Incidentally, I still pull my over-stuffed, handled, wheeled bookbag behind me,
but it seems infinitely heavier this semester. It must be the math book with all
those infinite numbers.
I stopped being a traditional student approximately three
decades ago.
As a returning, confirmed, hardened, unalterable,
sometimes-habitual chronic and persistent Non-Traditional student; I have been
subjected to and required to take “Placement Tests.”

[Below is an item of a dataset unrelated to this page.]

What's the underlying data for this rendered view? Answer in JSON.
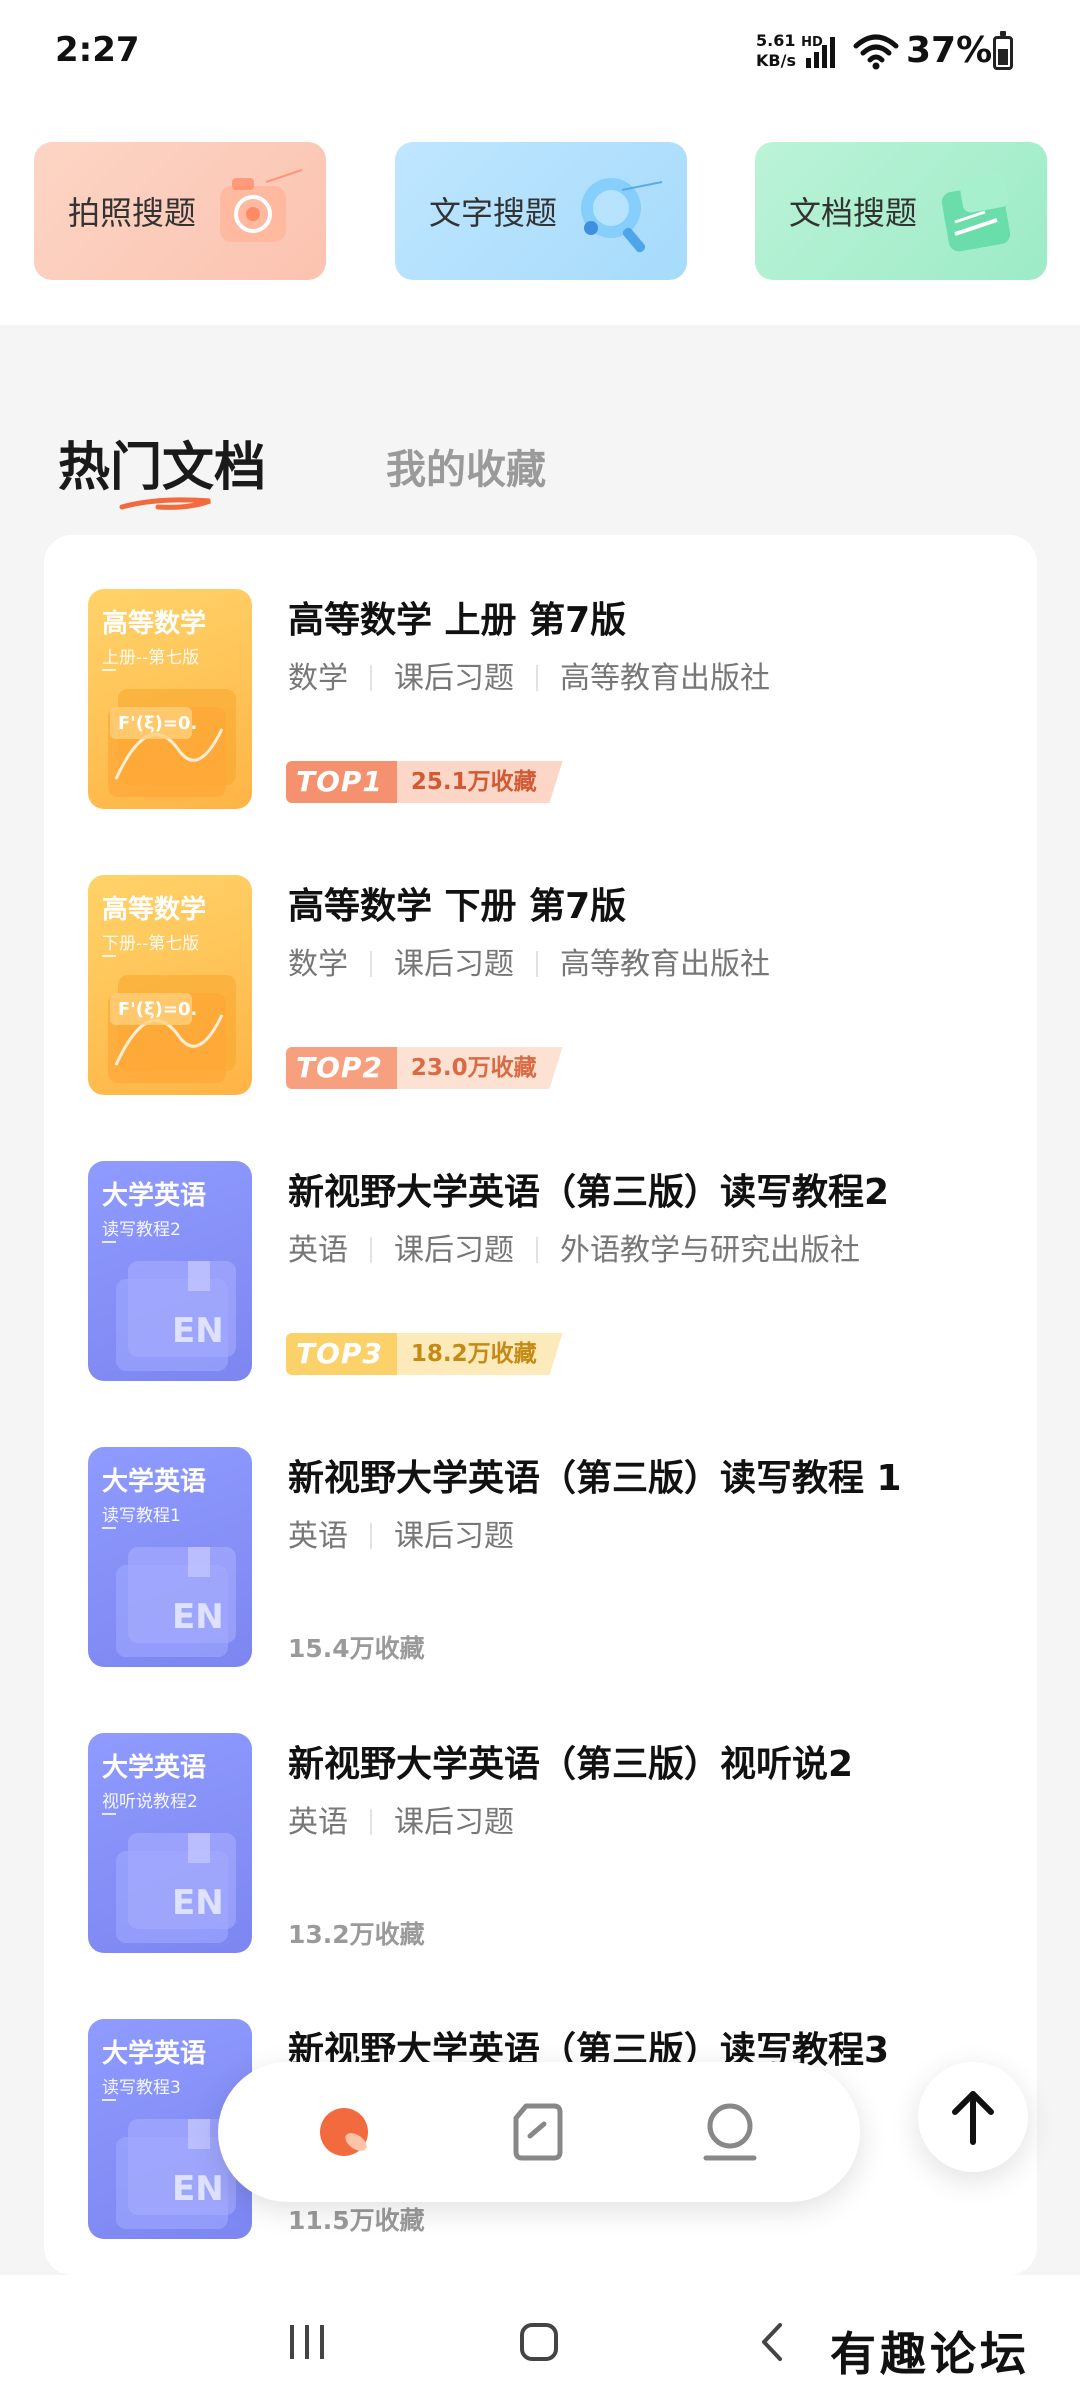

I stopped lamenting this summer, took the math placement
test, and placed into Math 0907.
Indeed, by the end of this semester, I will be able to solve
for x, y, and any other letter I choose.
I believe, if I remembered correctly that when you multiply
two negative numbers you get a positive. However, it seems my banker does not
remember this simple rule because I have many negative numbers that are always
multiplying; nevertheless, they always end up as negatives on my bank statement.
Hammer Point #2
Our President of the United States has gotten this country
into quite the mess over in the Middle East. Here is Hammer’s take; Imagine a
pickup truck parked under a large hornets nest. The driver of the truck tells
his beer-drinking buddy to climb out and use a baseball bat to knock down the
hornets nest. Instead, his buddy drinks a couple of beers to perk up his
courage. Finally, getting his courage up, and being a loyal friend, he climbs
out into the back of the truck and starts swinging his bat. He swings and misses
a number of times. At last, his bat connects, and the nest falls into the box at
this poor guys feet. The driver panics and puts the truck into reverse and
crashes into the tree trunk. This leaves the friend outside, swarmed by angry
hornets. The driver is fearful and refuses to get out, or help. In fact, he is
not acting like much of a friend. Certainly not a very bright friend is he.
Hammer Point #3
All of the second floor buildings are linked, except Building
C, Which is in a state of limbo at this moment. Since I was up top I figured why
not pay a quick visit to my counselor (and friends) at Project Success. Where
have all the nice people gone? All three have resigned. Times are changing here
at IVCC. Those in Building C need to heed the signs. Perhaps I shall resign from
Project Success. Since I have reached my limit and lack the strength to deal
with number crunching types. Seeing that I already have infinite other tasks to
contend with this semester. Hope my banker approves that loan.